Como na época havia obrigatoriedade do diploma para atuar como jornalista, decidi cursar outra graduação quando acabei o curso de História. No último ano do curso de Jornalismo, passei na seleção do Curso de Focas do Estadão. E posso dizer que naqueles três meses aprendi mais sobre o jornalismo do que nos quatro anos da graduação. Ao entrar pela primeira vez naquele prédio enorme situado no bairro do Limão, que na época abrigava ao menos quatro redações diferentes (Estadão, Jornal da Tarde, Rádio Eldorado e Agência Estado), e ao sentir aquela energia e adrenalina que rolada durante o fechamento, tive a certeza de que era ali que eu queria estar.

Terminado o período como trainee me chamaram para uma vaga no caderno semanal Aliás, onde fiquei durante um ano e tive a oportunidade de trabalhar com mestres como Mônica Manir, Fred Mello Paiva e Pedro Dória. Mas para uma “foca” havia pouco espaço ali e, então, quando surgiu a oportunidade migrei para o saudoso caderno Vida, que cobria os temas que mais me interessavam: saúde e ciência (além de educação, religião e sociedade/comportamento). Fiquei um período no fechamento, até que pintou uma vaga de repórter. A ideia inicial era cobrir educação, mas eu sempre que possível emplacava uma pautinha de saúde aqui, outra ali.

Nessa época fiquei grávida do meu primeiro filho e, quando voltei da licença, metade da equipe havia mudado. Um dos repórteres que saiu era setorista de saúde e eu tive a sorte de ficar com a vaga. Finalmente pude me dedicar aos temas que mais gostava. Ao todo foram cinco anos no caderno Vida e foram cinco anos muito legais. Mas com filho pequeno a rotina de jornal diário – pescoções, plantões, horários imprevisíveis – começou a pesar.
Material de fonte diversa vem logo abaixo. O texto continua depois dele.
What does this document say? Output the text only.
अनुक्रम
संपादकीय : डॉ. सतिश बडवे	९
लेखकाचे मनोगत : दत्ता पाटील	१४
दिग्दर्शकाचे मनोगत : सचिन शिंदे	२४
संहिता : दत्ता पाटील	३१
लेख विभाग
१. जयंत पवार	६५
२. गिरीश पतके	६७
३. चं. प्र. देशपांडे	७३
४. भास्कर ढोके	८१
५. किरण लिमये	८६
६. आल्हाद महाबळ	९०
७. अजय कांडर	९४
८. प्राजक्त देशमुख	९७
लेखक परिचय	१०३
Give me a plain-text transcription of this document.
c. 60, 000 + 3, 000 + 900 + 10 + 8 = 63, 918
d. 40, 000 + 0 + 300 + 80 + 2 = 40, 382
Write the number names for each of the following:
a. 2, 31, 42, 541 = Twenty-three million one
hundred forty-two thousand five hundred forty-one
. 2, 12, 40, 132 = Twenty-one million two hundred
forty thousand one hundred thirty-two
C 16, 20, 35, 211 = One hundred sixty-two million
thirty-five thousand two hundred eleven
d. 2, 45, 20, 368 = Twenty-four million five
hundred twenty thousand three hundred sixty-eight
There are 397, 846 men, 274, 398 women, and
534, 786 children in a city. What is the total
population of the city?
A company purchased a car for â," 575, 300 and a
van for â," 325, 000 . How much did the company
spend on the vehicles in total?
E o agravamento da crise do jornalismo impresso fez com que os temidos passaralhos se tornassem eventos cada mais vez frequentes. Foram quatro somente em 2011, meu último ano no Estadão. A redação foi encolhendo e, com ela, as perspectivas de futuro para mim ali.

Nessa época me chamaram para uma vaga de repórter na Agência FAPESP. Saí do jornal com o coração partido (talvez sofrendo um pouco de síndrome de Estocolmo). Mas hoje sei que foi a decisão certa. Já estou há 11 anos na Agência FAPESP, agora como editora.

Quais são em sua visão os principais “defeitos” do jornalismo científico praticado hoje?

Um primeiro problema a ser destacado é que hoje há pouquíssimo espaço para o jornalismo científico na chamada “grande imprensa”. Com menos páginas, equipes muito enxutas e anunciantes escassos, os jornalões já não podem se dar ao luxo de manter um setorista de ciência. Então hoje quem escreve sobre o tema, na maioria das vezes, não é um jornalista especializado. Não necessariamente sabe diferenciar o que é um artigo científico consistente, publicado em revista de alto impacto, de um artigo picareta. Não necessariamente sabe avaliar o que é inovador de fato em uma pesquisa. Aí a chance de comprar como verdade o que a fonte diz – sabe-se lá com que tipo de interesse – é muito maior.

Dessa situação decorrem diversos “pecadilhos”, como títulos sensacionalistas, resultados mal explicados ou descontextualizados e até erros de informação propriamente ditos. E isso tudo é agravado pela própria lógica do jornalismo digital. A busca por views, clicks, likes e outras formas de engajamento muitas vezes faz o repórter ou o editor “pesar a mão” para chamar mais atenção.

Qual seria seu foco se fosse responsável por uma oficina de JC de um semestre?

Depende do perfil dos alunos. Se a maioria fosse jornalista, sem background de pesquisa, acho que uma das coisas básicas é dar uma noção geral sobre método científico e comunicação científica. Em quais plataformas se pode buscar artigos científicos, como identificar qual é o autor mais importante de um estudo e como abordá-lo. Ensinar conceitos básicos como fator de impacto e por que isso importa. Como saber se um estudo foi bem desenhado, se tem uma amostra grande o suficiente para sustentar os resultados que apresenta, como avaliar possíveis conflitos de interesse etc.

Por outro lado, para uma turma composta de pesquisadores interessados em aprender a fazer divulgação, e partindo do pressuposto que os conceitos acima mencionados já fossem de conhecimento de todos, o foco seria em técnicas de redação jornalística: estrutura da notícia, lide (e seus diferentes tipos), sublide, como fazer um título e, principalmente, como não fazer um título. Diferenças entre texto noticioso e de opinião. Como tornar um texto atraente e quais os caminhos para divulgá-lo.